In 1966, Marshall Nirenberg and H. Gobind Khorana led teams that cracked the genetic code, finding what base combinations code for which amino acids.
In 1968, Fred Sanger used radioactive phosphorus as a tracer to decipher a 120 base long RNA sequence, using a complicated piece of chromatography.
In 1970, Howard Temin and David Baltimore independently discovered reverse transcriptase enzymes that produce DNA from RNA, going against the usual pattern.
In 1973, Annie Chang and Stanley Cohen show that recombinant DNA molecules can be maintained and replicated in E. coli: the first recombinant DNA organism.
In 1974, Manfred Eigen and Manfred Sumper showed that mixtures of nucleotide monomers and RNA-replicase gives RNA molecules which replicate, mutate, and evolve.
In 1977, Fred Sanger and his team sequenced the entire phage X174 virus, base by base, all 5386 bases of it, in a single circular strand of DNA.

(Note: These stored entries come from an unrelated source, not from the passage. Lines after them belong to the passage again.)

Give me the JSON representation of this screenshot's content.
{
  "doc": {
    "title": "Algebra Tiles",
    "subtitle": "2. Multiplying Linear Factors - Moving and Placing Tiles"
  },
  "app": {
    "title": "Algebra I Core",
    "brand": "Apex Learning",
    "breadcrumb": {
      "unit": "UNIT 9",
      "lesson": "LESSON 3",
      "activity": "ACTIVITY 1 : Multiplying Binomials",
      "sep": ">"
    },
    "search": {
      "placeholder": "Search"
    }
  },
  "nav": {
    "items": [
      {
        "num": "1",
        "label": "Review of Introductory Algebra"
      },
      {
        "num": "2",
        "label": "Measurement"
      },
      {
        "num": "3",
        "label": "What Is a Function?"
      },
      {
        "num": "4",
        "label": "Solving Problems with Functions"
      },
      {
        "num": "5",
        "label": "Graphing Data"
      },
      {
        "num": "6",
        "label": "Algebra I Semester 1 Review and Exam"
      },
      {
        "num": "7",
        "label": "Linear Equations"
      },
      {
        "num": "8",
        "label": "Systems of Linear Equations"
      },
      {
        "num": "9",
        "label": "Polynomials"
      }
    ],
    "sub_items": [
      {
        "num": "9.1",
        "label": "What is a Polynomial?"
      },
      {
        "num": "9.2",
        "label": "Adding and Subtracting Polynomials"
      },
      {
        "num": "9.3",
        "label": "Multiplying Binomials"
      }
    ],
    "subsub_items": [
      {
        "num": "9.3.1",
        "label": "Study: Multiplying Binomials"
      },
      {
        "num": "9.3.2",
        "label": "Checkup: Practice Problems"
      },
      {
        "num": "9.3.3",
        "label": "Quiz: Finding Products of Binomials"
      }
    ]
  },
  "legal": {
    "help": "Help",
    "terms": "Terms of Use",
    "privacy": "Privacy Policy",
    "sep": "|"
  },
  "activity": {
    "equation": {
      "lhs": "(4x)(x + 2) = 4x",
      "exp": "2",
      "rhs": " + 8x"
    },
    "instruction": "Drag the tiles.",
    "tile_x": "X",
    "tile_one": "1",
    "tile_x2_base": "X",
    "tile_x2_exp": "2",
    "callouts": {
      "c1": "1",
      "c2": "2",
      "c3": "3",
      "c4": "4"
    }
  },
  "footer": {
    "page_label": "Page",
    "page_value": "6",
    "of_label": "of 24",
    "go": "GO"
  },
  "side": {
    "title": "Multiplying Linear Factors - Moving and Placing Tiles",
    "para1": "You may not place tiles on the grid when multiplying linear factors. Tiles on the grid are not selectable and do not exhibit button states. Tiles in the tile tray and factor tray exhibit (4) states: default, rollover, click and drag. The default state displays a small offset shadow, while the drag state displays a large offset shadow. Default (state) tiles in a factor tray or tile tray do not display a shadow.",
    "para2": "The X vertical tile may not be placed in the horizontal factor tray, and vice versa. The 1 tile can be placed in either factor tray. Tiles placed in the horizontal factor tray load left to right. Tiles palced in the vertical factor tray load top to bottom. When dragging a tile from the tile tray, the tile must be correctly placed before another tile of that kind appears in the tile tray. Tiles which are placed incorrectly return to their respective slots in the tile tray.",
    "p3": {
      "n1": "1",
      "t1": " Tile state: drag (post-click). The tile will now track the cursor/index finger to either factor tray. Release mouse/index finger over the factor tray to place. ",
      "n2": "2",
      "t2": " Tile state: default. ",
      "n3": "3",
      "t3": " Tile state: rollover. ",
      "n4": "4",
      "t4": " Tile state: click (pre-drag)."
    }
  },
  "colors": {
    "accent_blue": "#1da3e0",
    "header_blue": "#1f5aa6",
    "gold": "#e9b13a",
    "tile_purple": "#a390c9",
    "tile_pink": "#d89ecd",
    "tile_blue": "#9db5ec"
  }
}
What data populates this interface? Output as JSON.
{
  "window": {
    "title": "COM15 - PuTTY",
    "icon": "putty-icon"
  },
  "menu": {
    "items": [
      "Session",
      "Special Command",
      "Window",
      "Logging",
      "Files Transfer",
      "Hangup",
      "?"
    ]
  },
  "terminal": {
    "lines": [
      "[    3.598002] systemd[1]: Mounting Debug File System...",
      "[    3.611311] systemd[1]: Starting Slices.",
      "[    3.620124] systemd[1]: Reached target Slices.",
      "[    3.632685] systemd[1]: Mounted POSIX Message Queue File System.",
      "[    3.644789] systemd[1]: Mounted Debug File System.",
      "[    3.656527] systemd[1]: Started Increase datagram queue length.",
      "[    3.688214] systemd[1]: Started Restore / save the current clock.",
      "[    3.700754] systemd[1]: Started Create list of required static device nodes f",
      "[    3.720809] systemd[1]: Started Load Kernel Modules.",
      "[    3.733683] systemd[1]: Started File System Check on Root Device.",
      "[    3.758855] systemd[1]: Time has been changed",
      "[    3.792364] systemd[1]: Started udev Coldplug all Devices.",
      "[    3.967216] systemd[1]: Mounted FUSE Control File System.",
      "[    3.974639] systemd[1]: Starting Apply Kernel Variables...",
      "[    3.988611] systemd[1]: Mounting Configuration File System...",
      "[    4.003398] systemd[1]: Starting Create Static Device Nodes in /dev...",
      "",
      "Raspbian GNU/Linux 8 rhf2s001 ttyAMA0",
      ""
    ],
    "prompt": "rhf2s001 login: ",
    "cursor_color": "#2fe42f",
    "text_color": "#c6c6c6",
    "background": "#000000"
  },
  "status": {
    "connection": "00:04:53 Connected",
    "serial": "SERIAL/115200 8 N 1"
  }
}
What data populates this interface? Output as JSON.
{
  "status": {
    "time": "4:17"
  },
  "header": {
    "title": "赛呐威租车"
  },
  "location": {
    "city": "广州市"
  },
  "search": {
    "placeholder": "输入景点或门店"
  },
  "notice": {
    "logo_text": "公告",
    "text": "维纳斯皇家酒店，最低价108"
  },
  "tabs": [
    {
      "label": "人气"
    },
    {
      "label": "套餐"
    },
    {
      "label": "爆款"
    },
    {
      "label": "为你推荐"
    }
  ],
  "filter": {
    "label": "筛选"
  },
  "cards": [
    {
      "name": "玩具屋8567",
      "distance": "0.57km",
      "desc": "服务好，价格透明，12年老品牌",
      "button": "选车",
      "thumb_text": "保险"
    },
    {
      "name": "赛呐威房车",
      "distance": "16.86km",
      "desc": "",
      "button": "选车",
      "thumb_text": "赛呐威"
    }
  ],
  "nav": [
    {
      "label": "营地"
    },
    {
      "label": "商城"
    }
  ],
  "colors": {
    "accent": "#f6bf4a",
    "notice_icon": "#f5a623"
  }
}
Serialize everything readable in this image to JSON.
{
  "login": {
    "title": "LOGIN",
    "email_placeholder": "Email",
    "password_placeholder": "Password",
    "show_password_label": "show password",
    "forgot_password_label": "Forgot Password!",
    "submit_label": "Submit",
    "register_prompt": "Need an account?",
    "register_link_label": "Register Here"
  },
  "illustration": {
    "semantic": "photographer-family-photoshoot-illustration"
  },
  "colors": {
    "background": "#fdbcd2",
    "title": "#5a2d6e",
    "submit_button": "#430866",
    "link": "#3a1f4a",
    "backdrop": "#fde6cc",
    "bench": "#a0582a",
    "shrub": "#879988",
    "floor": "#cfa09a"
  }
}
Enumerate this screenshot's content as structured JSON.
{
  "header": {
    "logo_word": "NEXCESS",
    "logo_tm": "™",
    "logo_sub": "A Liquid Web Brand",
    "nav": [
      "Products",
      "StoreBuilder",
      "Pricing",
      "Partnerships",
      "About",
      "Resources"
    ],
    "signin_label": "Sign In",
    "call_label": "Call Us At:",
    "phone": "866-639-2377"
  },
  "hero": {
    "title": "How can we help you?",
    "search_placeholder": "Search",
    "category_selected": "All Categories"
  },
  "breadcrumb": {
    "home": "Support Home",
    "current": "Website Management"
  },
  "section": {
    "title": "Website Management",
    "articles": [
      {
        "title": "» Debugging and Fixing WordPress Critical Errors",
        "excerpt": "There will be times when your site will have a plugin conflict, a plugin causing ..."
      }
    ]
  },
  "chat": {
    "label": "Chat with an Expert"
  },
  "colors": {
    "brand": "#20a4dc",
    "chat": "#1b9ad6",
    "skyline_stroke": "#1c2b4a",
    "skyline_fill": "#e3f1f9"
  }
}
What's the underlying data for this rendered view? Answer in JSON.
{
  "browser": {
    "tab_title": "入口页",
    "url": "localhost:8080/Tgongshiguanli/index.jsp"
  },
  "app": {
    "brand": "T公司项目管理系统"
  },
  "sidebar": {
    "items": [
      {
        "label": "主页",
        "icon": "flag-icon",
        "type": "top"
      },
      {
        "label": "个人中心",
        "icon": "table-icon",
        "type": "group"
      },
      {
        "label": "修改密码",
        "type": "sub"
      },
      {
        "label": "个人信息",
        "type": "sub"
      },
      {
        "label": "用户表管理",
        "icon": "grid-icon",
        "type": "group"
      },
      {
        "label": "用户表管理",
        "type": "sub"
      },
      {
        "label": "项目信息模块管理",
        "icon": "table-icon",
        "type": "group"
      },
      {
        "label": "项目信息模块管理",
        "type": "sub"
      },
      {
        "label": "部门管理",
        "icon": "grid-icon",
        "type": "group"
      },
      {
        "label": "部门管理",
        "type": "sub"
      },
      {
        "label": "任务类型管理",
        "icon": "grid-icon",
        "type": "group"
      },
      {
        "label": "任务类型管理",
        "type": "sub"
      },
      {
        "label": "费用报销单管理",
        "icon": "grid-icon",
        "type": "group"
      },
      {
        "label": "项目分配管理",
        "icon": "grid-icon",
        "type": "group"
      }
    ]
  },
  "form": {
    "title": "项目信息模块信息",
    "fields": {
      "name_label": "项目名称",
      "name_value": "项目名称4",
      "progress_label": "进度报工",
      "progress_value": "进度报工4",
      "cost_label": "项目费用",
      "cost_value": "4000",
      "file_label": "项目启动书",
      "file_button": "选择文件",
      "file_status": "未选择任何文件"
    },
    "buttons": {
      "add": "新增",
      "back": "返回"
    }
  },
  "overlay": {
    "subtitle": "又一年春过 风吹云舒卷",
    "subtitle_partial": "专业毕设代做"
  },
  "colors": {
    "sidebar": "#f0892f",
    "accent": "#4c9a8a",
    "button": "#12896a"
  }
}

In 1983, the complete 48,502 base pair sequence of the linear double-stranded DNA of a virus, the temperate E. coli bacteriophage lambda, was published.
In 1985, Kary B. Mullis published a paper describing the polymerase chain reaction (PCR), the most sensitive assay for DNA which has yet been devised.
In 1989, Alec Jeffreys coined the term 'DNA fingerprinting' and was the first to use DNA polymorphisms in paternity, immigration, and murder cases.
In 1990, Mary Claire King reported the discovery of the gene linked to breast cancer in families with a high degree of incidence before age 45.
In 1990, Michael Fromm reported the stable transformation of corn using a high-speed gene gun to introduce new and desirable genes into the nucleus.
In 1997, Dolly the sheep was the first higher mammal cloned from a single adult cell when a prepared nucleus from an adult cell was added to an enucleated ovum.
In 1997, The first-ever completed genome was published in Nature, the genome of the yeast, Saccharomyces cerevisiae. It was published as a separate supplement.